On a le droit d’être une femme si on se comporte comme un homme.

Selon Sophie Lainé-Diodovic, directrice de casting et membre du Collectif 50/50, alertée par la violence du tournage en octobre, "au Festival de Cannes, les violences, qu’elles soient sexuelles ou morales, sont des sujets très minoritaires, les dominants sont encore très majoritaires. On a le droit d’être une femme si on se comporte comme un homme".

Une scène de sexe non déclarée avec une mineure

Dans le rapport du CCHSCT, la réalisatrice est décrite comme "consciente de l’impact de ses emportements" et s'en excuserait "régulièrement auprès des personnes visées". Plusieurs membre de l'équipe du tournage interrogés estiment d'ailleurs que son comportement "n’a pas d’intention humiliante ou malveillante".

Catherine Corsini, connue pour ses engagements féministe s’est dit "prête à se remettre en question" : "Je suis vive, intense, et parfois je m’emporte. Un tournage, c’est une pression de tous les instants." Tout en déclarant : "La plupart des collaborateurs du film travaillent avec moi depuis plusieurs films.

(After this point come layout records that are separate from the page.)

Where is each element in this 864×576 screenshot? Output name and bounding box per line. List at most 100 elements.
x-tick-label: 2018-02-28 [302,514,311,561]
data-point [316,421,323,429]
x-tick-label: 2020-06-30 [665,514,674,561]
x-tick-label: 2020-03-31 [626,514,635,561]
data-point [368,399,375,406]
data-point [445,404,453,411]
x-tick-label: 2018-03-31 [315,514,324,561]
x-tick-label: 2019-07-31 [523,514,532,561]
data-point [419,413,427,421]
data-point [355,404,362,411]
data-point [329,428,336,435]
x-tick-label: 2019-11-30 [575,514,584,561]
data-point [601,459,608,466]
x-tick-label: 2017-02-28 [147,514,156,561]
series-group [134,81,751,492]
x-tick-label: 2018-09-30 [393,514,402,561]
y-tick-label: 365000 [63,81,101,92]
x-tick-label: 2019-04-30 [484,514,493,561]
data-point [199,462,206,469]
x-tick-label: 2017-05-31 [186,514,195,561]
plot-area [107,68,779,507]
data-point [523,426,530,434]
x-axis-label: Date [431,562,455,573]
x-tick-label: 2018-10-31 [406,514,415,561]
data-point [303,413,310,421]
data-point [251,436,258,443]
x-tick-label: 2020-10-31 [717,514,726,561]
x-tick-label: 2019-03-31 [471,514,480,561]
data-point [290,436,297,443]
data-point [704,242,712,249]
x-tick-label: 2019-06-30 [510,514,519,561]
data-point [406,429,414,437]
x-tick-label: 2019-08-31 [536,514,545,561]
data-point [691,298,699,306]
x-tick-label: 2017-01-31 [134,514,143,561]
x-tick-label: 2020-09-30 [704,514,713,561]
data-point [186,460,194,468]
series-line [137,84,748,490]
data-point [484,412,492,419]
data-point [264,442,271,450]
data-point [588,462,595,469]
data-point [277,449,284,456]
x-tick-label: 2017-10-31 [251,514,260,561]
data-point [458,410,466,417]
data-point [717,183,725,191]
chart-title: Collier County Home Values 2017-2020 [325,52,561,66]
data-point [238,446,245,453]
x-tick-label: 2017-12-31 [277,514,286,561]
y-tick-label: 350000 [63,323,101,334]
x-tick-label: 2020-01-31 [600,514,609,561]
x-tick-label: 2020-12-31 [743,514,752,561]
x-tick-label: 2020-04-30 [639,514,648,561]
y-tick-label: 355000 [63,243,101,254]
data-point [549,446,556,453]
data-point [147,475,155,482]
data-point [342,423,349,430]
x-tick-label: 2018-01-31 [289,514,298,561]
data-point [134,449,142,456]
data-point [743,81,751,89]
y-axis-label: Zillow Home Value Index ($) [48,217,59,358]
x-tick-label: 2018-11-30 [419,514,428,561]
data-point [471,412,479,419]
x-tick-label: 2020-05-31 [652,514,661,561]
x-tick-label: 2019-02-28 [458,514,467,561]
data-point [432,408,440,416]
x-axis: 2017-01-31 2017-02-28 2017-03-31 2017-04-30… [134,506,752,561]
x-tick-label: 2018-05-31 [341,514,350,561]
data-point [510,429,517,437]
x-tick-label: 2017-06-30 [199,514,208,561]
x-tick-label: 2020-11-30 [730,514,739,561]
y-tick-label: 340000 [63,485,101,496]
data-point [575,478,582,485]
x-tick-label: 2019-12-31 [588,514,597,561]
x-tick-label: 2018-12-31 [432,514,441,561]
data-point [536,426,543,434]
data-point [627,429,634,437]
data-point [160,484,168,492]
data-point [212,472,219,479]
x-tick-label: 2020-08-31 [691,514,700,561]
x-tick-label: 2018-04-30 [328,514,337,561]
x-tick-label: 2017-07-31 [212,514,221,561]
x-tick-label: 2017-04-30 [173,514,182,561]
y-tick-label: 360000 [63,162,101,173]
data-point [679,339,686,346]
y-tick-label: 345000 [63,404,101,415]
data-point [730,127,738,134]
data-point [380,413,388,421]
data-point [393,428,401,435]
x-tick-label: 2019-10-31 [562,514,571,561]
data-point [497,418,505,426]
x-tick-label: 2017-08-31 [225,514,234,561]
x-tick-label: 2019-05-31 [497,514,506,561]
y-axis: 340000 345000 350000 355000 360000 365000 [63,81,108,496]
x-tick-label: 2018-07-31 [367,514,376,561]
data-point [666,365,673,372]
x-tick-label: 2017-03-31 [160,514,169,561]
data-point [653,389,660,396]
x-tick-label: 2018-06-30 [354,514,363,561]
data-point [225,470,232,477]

Croyez-vous sincèrement qu’ils m’accompagneraient si j’étais un tyran ?".

En mai 2023, Le Parisien révélait que le comité central d’hygiène et de sécurité des conditions de travail de la production cinéma (CCHSCT) a été saisi à la fin du tournage "entre le 14 septembre et le 8 novembre derniers".

En plus des faits de harcèlement "de la part de la réalisatrice", des violences sexuelles sur Marion et E, une scène de sexe avec une actrice mineure aurait été non déclarée à la commission des enfants du spectacle. Finalement coupée au montage, celle-ci a causé le retrait de la subvention de 580 000 euros du CNC "sur un budget de quelque 4,5 millions d’euros", précise Le Parisien. Par la suite, le conseil d’administration du Festival de Cannes a retiré le film des longs-métrages en compétition avant de le rajouter.